Agustus 2014 adalah bulan dan tahun penting bagi perjalanan karir Saya. Sebulan (mungkin kurang) sebelumnya, Saya ditelpon oleh Direktur. Saya dihubungi via telpon sekitar pukul 17.00 (di luar jam kerja). Saat itu Saya sedang berlatih dengan mahasiswa yang akan mempersiapkan diri untuk mengikuti lomba Gemastik (salah satunya sekarang menjadi AIL). Saat itu Saya meminjam ruangan 328 untuk bereksperimen dengan tujuan meningkatkan kemampuan yang mungkin dapat membantu kami dalam perlombaan Gemastik. Pesannya singkat, sekarang dimana? apakah bisa bertemu di ruangan Direktur? Itu saja. Terus terang, Saya tidak mengerti mengapa dipanggil sore itu, dugaan saya mungkin ada kegiatan baru yang harus dikerjakan dan mungkin saya diajak menjadi salah satu petugasnya. Saya berjalan menuju blok Direktorat menuju ruangan 201. Sesampainya di sana, dugaan saya tidak tepat, bukan tentang kepanitiaan, melainkan informasi tentang posisi/tugas tambahan yang akan diamanahkan kepada Saya. Agustus 2014 Saya diberi amanah untuk menjadi kepala UPPM (sekarang BP2M) dan Kepala Badan Perencanaan dan Pengembangan (BPP/Rembang).
Beberapa bulan sebelum itu, sejak bergabung dengan PCR, Saya ditugaskan untuk terlibat di beberapa kepanitiaan, antara lain panitia training internal Jurusan Komputer, Wisuda tahun 2013 (ketua pak WDW) dan akreditasi Teknik Komputer. Wisuda tahun 2013 merupakan wisuda yang bersejarah karena pada hari itu dilaksanakan peresmian Gedung Serba Guna Politeknik Caltex Riau. Peresmian ini dihadiri dan dilakukan oleh Menteri Pendidikan dan Kebudayaan saat itu, Bapak M. Nuh. Tugas yang diberikan cukup beragam, mulai dari fotografer talent untuk buku wisuda, mendesain cover buku dan backdrop hingga membuat aplikasi slideshow untuk menampilkan data para wisudawan pada saat penyerahan ijazah dan pemindahan jambul toga. Kepanitiaan tersebut dilakoni, dan Saya senang dengan kepercayaan yang diberikan, meskipun beberapa pekerjaan itu terlihat “receh”.
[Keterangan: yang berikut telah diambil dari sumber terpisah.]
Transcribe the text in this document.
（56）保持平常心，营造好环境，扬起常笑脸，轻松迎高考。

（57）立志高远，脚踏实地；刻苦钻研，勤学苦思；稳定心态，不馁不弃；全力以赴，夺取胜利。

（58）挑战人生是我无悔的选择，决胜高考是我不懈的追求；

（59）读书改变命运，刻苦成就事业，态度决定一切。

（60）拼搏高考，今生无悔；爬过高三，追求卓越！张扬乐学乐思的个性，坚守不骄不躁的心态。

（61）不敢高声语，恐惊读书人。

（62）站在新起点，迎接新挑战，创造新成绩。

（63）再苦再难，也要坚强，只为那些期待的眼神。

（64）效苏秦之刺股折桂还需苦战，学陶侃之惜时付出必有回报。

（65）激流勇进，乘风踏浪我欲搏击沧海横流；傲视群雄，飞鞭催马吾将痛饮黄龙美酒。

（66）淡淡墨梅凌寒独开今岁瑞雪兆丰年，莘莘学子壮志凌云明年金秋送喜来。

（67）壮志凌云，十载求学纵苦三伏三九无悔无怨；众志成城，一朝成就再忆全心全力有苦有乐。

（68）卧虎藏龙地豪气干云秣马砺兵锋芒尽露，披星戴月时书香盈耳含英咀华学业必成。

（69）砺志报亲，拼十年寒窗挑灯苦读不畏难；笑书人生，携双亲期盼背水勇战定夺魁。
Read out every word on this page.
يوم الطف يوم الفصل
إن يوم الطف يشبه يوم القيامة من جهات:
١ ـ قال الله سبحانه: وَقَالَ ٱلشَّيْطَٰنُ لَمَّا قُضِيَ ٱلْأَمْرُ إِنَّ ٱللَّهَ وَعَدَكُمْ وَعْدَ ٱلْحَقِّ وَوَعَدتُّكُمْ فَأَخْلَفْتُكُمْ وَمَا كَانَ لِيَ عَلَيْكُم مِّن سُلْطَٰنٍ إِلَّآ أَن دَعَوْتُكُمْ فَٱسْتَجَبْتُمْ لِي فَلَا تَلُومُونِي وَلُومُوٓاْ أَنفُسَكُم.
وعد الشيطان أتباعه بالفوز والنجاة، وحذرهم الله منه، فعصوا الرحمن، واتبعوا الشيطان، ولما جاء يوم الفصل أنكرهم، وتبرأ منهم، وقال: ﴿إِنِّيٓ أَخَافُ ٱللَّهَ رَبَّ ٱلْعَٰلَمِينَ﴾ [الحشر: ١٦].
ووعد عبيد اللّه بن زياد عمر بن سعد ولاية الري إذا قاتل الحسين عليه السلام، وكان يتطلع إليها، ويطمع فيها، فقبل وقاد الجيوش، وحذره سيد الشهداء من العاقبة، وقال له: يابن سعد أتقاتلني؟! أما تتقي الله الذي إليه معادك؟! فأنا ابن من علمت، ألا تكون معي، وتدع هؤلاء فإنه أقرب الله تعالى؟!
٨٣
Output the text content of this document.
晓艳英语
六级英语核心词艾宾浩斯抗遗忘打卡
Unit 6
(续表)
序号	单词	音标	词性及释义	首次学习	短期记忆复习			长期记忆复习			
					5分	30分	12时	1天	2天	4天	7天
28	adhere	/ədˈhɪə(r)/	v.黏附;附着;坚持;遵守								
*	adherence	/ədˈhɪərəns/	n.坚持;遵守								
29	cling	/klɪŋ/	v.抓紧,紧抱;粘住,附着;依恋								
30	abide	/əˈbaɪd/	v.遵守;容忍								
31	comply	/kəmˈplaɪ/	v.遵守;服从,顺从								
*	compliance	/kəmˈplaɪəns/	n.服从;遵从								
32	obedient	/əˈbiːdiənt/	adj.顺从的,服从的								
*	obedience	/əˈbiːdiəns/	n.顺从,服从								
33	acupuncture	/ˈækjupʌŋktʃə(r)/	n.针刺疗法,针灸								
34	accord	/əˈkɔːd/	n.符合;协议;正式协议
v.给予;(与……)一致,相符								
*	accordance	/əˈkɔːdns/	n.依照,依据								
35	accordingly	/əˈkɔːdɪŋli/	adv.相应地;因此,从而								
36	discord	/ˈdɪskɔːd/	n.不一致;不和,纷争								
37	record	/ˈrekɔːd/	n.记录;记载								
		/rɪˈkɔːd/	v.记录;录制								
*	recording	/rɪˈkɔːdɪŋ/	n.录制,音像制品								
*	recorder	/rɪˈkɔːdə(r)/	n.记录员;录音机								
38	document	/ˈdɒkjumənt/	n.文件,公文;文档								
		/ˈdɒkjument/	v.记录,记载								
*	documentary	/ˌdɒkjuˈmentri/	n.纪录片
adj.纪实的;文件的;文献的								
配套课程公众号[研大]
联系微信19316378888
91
Setelah menjadi panitia wisuda, Saya juga ditugaskan untuk menjadi ketua Wisuda pada tahun berikutnya (2014), panitia akreditasi Institusi 2014 (dadakan membantu bu SNP), dan menjadi ketua Family Gathering pada tahun 2015. Terus terang, Saya menikmati pekerjaan-pekerjaan tersebut dan berusaha untuk memberikan hasil yang terbaik. Meskipun terkadang istri keberatan, karena beberapa kali membawa pekerjaan pulang ke rumah.
Sejak saat itu, Saya merasakan/meresapi/mengilhami (silahkan pilih) budaya kerja di PCR. Budaya yang menurut Saya berbeda dengan budaya yang Saya lihat di kampus Saya sebelumnya. Barangkali tidak semua orang akan cocok dengan budaya kerja seperti yang diterapkan di PCR. Tugas dosen tidak hanya mengajar, tapi juga menjadi panitia yang mengerjakan pekerjaan-pekerjaan rutin PCR. Termasuk pekerjaan yang bagi sebagian perguruan tinggi cukup dikerjakan oleh tenaga kependidikan mereka, mungkin karena tenaga kependidikan di kampus mereka banyak. Jelas ini sangat berbeda dengan PCR yang menganut prinsip ramping struktur kaya fungsi.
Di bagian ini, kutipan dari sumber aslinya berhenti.